Now, the construction phase. Let’s assume a 750 sq. ft. 2-bed, 1-bath DADU built at $500 per sq. ft. all-in (materials, labor, contingencies).
Build cost:
750 sq. ft. × $500 = $375,000
Add a 10% contingency buffer ($37,500) for delays, price hikes, or upgrades.
Total Hard Costs: $412,500
Category Cost
Acquisition (Home) $900,000
Soft Costs $60,000
Hard Costs (Build) $412,500
All-In Cost $1,372,500
Now you’ve transformed a single-family home into a 2-unit property with a high-quality rental.
Based on Seattle comps, homes with a detached DADU appraise significantly higher due to multi-unit potential.
Comparable sales:
Main home + DADU pairs in this area sell for $1.75M–$1.85M depending on finishes and lot appeal.
Let’s take the conservative midpoint: $1.8M ARV
Built-in equity: $1.8M - $1.372M = $428,000 forced equity
That’s before any rent or refinance.
Here’s where your cash flow engine kicks in.
Unit Rent Estimate Notes
Main Home (3-bed) $4,000 / mo Mid-range single-family rental
DADU (2-bed) $3,000 / mo Modern new build w/ parking
Total Monthly Rent $7,000
Even after property management, taxes, and insurance, your net cash flow could hover around $2,000–$2,500/month once stabilized.
Cap Rate: Based on all-in cost ($1.37M) and NOI ($30K/year), your cap rate is ~2.2%, but once refinanced and cash-out is taken, the ROI multiplies.
Here’s where smart investors think like developers, not landlords. After the build, you refinance at the new appraised value.
New appraised value: $1.8M
Refinance (70% LTV): $1.26M
If your total invested cash was $1.37M, your refinance gives you back ~$1.26M - meaning you’ve recovered most of your capital while keeping a cash-flowing, appreciating, two-unit property.
You now control a $1.8M asset for roughly $100K out of pocket - and $7,000 a month in rent covering your holding cost.

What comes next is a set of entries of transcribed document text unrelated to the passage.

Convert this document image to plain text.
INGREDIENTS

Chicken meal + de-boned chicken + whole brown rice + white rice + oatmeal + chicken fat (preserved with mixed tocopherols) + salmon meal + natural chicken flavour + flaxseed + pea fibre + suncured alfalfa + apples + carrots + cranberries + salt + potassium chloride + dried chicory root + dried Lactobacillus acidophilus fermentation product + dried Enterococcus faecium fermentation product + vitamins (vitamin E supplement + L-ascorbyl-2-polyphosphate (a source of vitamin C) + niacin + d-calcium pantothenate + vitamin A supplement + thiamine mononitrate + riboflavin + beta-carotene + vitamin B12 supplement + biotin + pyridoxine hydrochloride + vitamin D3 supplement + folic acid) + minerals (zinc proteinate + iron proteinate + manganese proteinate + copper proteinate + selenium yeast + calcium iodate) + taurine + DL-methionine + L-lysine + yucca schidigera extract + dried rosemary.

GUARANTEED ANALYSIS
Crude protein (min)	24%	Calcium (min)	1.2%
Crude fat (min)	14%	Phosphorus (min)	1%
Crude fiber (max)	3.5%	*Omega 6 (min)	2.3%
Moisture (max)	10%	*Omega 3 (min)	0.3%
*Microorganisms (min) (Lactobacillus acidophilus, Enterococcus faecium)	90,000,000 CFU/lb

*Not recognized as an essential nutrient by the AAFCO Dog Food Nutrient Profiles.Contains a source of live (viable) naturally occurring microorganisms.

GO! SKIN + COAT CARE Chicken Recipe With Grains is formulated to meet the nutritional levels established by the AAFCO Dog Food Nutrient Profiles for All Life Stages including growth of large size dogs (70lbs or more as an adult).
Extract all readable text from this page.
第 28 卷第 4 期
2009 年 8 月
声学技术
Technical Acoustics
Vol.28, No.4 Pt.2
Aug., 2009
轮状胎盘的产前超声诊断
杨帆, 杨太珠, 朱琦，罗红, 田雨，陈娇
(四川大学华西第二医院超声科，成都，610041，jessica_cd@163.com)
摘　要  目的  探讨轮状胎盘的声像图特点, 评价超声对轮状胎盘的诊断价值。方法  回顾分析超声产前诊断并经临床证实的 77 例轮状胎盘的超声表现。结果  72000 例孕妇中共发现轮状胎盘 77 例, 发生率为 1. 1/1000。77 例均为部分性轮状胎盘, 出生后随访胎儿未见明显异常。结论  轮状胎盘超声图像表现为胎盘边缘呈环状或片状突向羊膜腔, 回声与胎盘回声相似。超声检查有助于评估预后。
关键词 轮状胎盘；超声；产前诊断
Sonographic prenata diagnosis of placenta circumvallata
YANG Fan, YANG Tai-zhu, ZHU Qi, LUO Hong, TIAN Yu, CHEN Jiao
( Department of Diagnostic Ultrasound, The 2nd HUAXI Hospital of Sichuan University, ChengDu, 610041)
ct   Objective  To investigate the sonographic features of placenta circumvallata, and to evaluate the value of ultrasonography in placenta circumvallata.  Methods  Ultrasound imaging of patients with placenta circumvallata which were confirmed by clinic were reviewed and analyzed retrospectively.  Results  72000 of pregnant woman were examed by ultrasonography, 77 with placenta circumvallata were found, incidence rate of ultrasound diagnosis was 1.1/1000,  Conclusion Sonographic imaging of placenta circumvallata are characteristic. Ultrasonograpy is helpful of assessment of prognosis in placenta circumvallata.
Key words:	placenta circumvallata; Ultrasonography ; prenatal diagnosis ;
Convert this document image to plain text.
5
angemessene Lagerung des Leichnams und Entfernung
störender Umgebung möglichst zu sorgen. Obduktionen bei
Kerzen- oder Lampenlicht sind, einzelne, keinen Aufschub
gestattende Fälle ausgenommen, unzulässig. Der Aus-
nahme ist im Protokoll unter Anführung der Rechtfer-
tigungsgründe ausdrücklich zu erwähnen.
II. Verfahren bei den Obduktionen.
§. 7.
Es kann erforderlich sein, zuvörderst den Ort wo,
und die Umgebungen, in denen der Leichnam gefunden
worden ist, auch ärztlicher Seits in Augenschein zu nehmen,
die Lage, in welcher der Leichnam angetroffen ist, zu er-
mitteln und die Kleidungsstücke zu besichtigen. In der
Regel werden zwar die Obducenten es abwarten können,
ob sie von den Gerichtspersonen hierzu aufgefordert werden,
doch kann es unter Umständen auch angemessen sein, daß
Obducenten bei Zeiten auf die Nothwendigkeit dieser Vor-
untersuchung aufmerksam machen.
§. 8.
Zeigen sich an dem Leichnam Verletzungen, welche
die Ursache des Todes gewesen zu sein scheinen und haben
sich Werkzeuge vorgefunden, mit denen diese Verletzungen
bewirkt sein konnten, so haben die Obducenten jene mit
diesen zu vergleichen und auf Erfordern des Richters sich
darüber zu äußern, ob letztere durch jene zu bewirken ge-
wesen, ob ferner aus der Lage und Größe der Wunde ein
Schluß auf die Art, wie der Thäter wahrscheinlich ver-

That’s how real developers build wealth - not by flipping, but by forcing appreciation and recycling capital.
Once the DADU is stabilized, you’ve got choices:
Rent both units long-term for consistent income.
Sell one unit via condo conversion and hold the other.
Refi again to fund your next DADU project.
Each move leverages what you built - not what the market handed you. Always design your DADU with future condo conversion in mind (separate utilities, access, and parking). It’s your equity exit ticket.
You don’t need to be a developer to build like one. You just need to understand the math - and play the long game.
The DADU strategy works because it’s repeatable, scalable, and aligned with Seattle’s zoning evolution. One property at a time, you’re not just investing - you’re creating inventory and engineering equity.